About the job
Bold is on the lookout for an experienced DevOps Engineer to take ownership of our production machine learning environments and MLOps infrastructure, collaborating closely with our infrastructure and data science teams. You will manage daily support tasks, respond to ad-hoc requests, and spearhead cross-team projects. Your role will involve architecting scalable MLOps pipelines utilizing AWS services such as SageMaker, EMR, and OpenSearch.
ABOUT THIS TEAM
The Infrastructure team delivers a variety of services, including automation, observability, cloud/server/network architecture, CI/CD, infrastructure as code, database administration, incident management, vendor management, security and compliance, and continuous skill development. Our services enhance efficiency, minimize errors, and ensure rapid, reliable application releases while upholding security and compliance standards. The TechOps team assists in monitoring applications and infrastructure, developing resilient environments, troubleshooting IT service challenges, managing vendor relationships, and safeguarding cloud security and compliance. We emphasize continuous learning and the integration of new technologies to maximize our value to the organization.
WHAT YOU’LL DO
- Design and productionize microservices using advanced DevOps pipelines, collaborating with data science/ML teams to optimize model serving on Kubernetes platforms with service mesh.
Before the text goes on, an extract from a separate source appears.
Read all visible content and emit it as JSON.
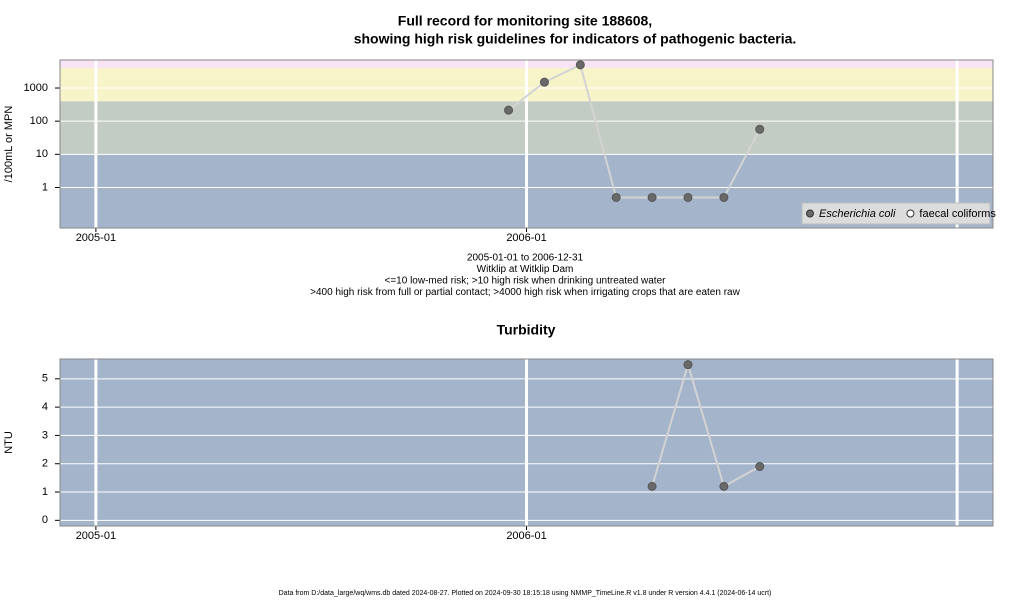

- Create comprehensive observability frameworks to reduce mean time to recovery (MTTR) and ensure 24/7 platform reliability.
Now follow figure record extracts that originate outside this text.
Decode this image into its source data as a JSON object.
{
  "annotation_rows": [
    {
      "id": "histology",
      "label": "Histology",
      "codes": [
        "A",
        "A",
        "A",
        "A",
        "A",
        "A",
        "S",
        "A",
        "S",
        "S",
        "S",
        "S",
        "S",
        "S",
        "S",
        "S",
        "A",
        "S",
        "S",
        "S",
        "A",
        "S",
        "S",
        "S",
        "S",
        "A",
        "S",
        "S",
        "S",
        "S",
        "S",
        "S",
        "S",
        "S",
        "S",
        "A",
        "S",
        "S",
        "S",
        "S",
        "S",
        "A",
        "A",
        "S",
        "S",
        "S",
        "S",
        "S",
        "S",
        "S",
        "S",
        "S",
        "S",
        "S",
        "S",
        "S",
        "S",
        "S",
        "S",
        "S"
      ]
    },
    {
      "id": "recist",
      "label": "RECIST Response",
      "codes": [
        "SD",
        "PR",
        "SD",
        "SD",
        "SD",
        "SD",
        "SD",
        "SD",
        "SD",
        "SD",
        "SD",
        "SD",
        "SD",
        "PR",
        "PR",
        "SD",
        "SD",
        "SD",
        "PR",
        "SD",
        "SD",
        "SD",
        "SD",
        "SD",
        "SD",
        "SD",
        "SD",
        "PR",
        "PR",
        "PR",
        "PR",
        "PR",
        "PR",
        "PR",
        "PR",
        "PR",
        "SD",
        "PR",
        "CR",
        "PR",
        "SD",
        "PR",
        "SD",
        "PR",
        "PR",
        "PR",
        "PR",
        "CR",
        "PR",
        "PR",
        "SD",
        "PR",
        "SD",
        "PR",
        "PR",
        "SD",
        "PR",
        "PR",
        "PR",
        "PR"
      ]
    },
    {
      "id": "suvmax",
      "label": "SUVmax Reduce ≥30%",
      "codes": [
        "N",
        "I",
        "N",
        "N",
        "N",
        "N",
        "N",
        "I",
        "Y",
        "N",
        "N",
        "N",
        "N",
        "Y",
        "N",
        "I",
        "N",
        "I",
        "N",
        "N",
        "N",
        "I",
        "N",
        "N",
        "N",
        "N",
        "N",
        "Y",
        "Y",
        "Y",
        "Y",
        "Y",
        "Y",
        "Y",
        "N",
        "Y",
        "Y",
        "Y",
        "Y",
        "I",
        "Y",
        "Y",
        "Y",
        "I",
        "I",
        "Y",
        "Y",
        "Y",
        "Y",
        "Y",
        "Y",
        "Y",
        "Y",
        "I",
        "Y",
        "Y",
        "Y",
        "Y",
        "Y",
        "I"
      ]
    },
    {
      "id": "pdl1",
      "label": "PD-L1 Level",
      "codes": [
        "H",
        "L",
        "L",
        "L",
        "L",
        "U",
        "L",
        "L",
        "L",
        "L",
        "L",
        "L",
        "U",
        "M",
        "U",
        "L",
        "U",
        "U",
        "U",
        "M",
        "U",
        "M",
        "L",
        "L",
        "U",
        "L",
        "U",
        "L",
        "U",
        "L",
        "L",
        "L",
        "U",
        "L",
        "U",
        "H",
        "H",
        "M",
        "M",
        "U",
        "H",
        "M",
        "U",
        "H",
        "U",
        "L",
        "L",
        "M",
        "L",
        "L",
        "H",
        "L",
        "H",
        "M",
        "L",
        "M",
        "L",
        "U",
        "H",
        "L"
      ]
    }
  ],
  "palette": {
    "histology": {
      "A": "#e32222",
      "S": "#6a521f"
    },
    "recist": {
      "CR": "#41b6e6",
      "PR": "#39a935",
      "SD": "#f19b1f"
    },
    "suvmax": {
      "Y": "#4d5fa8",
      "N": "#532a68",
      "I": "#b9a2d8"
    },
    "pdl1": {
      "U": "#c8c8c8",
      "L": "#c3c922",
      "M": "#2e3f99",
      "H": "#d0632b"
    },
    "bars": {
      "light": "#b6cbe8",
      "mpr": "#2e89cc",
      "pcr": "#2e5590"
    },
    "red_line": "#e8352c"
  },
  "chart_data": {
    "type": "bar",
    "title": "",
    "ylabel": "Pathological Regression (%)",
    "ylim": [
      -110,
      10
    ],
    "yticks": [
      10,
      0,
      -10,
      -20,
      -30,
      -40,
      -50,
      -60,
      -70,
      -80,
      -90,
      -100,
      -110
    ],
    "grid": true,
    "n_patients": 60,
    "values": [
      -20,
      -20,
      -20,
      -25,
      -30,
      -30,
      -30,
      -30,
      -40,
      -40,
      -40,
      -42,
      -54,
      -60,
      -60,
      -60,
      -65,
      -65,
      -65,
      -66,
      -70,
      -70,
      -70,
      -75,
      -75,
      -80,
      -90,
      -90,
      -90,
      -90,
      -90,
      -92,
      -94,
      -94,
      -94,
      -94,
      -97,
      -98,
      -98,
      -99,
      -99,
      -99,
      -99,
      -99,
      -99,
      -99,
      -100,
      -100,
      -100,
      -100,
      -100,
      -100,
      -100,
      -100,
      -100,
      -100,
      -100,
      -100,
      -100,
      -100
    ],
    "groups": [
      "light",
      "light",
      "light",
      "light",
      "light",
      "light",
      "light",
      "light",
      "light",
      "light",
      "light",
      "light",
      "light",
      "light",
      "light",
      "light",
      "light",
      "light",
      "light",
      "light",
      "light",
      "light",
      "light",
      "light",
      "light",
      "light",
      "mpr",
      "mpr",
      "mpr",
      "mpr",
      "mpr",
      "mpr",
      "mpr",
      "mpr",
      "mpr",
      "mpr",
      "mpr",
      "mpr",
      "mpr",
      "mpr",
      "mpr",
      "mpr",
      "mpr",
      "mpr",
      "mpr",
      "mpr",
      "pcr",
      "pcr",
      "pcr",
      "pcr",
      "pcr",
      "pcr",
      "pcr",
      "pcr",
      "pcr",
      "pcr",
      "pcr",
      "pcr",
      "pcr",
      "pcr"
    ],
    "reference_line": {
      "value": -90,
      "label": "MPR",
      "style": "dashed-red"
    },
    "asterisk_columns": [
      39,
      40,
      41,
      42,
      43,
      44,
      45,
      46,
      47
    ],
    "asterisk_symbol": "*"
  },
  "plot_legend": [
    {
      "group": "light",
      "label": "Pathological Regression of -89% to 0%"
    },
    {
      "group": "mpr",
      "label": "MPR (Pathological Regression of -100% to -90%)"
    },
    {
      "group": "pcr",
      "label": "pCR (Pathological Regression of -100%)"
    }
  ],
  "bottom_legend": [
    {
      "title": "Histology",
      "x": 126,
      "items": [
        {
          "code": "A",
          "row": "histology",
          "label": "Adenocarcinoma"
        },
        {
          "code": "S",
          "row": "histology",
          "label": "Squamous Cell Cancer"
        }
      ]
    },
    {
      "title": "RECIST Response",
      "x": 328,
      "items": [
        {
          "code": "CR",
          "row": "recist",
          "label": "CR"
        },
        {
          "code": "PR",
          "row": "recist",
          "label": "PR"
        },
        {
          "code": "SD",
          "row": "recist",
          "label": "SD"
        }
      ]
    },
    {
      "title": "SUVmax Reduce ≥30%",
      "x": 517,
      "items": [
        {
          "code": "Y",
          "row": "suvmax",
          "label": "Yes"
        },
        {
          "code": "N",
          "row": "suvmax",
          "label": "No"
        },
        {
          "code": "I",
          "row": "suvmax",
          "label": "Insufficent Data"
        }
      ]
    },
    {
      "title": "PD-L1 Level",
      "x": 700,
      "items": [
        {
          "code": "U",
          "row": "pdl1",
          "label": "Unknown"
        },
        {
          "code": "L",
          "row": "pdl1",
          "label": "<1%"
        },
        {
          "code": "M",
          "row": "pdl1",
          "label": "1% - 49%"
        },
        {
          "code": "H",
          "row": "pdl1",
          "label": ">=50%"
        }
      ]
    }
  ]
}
- Develop secure, automated CI/CD workflows while incorporating governance and compliance controls.
- Lead on-call engineering efforts around the clock, focusing on CDN and security hardening, alongside cost optimization strategies in IaaS and PaaS environments.
- Oversee infrastructure operations, manage production deployments, and operate hybrid cloud environments.
- Facilitate cross-functional collaboration with development, QA, operations, and data teams across global time zones to enhance OpenSearch/EMR platform scaling and operations.